Customised pathogen arrays for diagnosing
multiple infections simultaneously
The Bacterial Microarray Group at St George’s (BµG@S), University of London, has been working with OGT to develop microarrays with whole-genome coverage of a variety of pathogenic organisms, such as C. difficile, C. jejuni, M. tuberculosis, H. influenzae and others. BµGS was established in 2000 as a Wellcome Trust funded multi-collaborative facility that provides DNA microarray technology to approximately 100 groups from the microbial pathogen research community throughout the UK.

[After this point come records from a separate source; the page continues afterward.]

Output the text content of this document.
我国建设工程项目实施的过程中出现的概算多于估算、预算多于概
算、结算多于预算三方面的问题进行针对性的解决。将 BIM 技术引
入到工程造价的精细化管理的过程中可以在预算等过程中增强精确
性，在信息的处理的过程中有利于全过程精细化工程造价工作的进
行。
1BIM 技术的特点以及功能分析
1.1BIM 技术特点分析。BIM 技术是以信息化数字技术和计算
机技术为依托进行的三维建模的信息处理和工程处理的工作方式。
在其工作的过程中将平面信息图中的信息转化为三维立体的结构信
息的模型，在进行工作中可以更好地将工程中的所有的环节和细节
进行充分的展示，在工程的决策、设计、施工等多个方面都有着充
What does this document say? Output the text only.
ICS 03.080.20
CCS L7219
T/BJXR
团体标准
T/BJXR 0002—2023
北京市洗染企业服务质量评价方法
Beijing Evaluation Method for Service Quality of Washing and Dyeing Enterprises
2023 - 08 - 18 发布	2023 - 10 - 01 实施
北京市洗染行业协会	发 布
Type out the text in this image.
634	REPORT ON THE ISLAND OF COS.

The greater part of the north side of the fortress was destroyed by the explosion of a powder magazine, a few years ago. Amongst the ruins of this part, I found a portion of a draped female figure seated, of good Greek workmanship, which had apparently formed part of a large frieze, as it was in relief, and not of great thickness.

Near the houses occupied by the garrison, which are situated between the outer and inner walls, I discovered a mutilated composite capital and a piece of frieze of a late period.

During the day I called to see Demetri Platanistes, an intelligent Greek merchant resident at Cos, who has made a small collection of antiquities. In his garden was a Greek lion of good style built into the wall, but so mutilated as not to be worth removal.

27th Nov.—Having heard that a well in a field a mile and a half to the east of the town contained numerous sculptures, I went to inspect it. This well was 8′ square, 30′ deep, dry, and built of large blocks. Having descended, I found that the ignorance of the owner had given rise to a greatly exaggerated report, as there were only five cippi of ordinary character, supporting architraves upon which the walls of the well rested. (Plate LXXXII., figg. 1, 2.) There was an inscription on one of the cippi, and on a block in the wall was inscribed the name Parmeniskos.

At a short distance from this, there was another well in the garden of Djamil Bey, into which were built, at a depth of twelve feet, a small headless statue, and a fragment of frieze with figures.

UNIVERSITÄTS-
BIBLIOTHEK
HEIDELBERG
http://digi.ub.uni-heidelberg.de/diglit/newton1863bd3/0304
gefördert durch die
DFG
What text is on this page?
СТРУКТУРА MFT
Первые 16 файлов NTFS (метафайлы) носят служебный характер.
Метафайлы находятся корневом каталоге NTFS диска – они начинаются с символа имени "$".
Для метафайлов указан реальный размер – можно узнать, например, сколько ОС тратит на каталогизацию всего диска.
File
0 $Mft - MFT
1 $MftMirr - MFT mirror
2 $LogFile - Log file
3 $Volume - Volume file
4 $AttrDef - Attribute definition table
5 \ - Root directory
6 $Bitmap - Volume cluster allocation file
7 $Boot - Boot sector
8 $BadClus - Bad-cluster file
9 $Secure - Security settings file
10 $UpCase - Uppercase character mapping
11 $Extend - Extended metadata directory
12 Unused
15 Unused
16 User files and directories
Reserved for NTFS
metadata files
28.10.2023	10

“We have a very well established partnership with OGT and we have recently arranged for all of our custom pathogen microarrays to be manufactured by them,” said Philip Butcher, Professor in Medical Microbiology at St George’s and a principal investigator within BµGS. “We realised that for BµGS to survive as a community resource, our microarrays must stay up to date. OGT’s ink jet in situ synthesis technology is hugely powerful, making it easy to design or modify arrays really quickly. In the past, it took months to make a pathogen array, but now OGT can manufacture a microarray for us within a week of a new pathogen genome sequence being released! This enables us to make immediate use of any new genome sequence information being released so as to keep the gene content of the arrays up to date very easily. This is an important feature for the research community. The printing technology allows densities of up to 244,000 spots per slide, allowing for multiple probes per gene, covering all intergenic regions of a genome and covering both strands of DNA. These high density arrays provide more precise dissection of genetic diversity in comparative genomic hybridisation experiments, allow detailed analysis of transcriptional activity of a genome and permits ChIP-on-chip experiments to look at DNA binding proteins. It also means we can have multiple copies of genomes on each slide, which is highly cost-effective.”
OGT and BµGS are currently developing a diagnostic microarray for simultaneously detecting a range of known pathogens that indicate the presence of sexually transmitted infections, from just one patient sample. “The pan-pathogen array will be particularly useful in genito-urinary medicine because many patients may have multiple infections, such as gonorrhoea, Chlamydia and Herpes simplex. Certain syndromes associated with STIs may have multi-pathogen aetiologies. Not all of these may be tested for by conventional microbiology screening,” Philip explained. “Having a test that can identify all of these simultaneously would be hugely beneficial to clinicians because they could offer appropriate treatment to cover all of the infections at once.”
“Our relationship with OGT has been very successful,” continued Philip. “We have worked closely with a number of people there and found their scientific expertise to be excellent. Our collaboration is very much a two-way partnership, as OGT sends bacterial array queries to us and, equally, we direct groups to OGT’s technology. I hope that OGT and BµGS will remain in partnership for many more years so that academics in the pathogen community can make the best use of the current and emerging OGT microarray technologies.”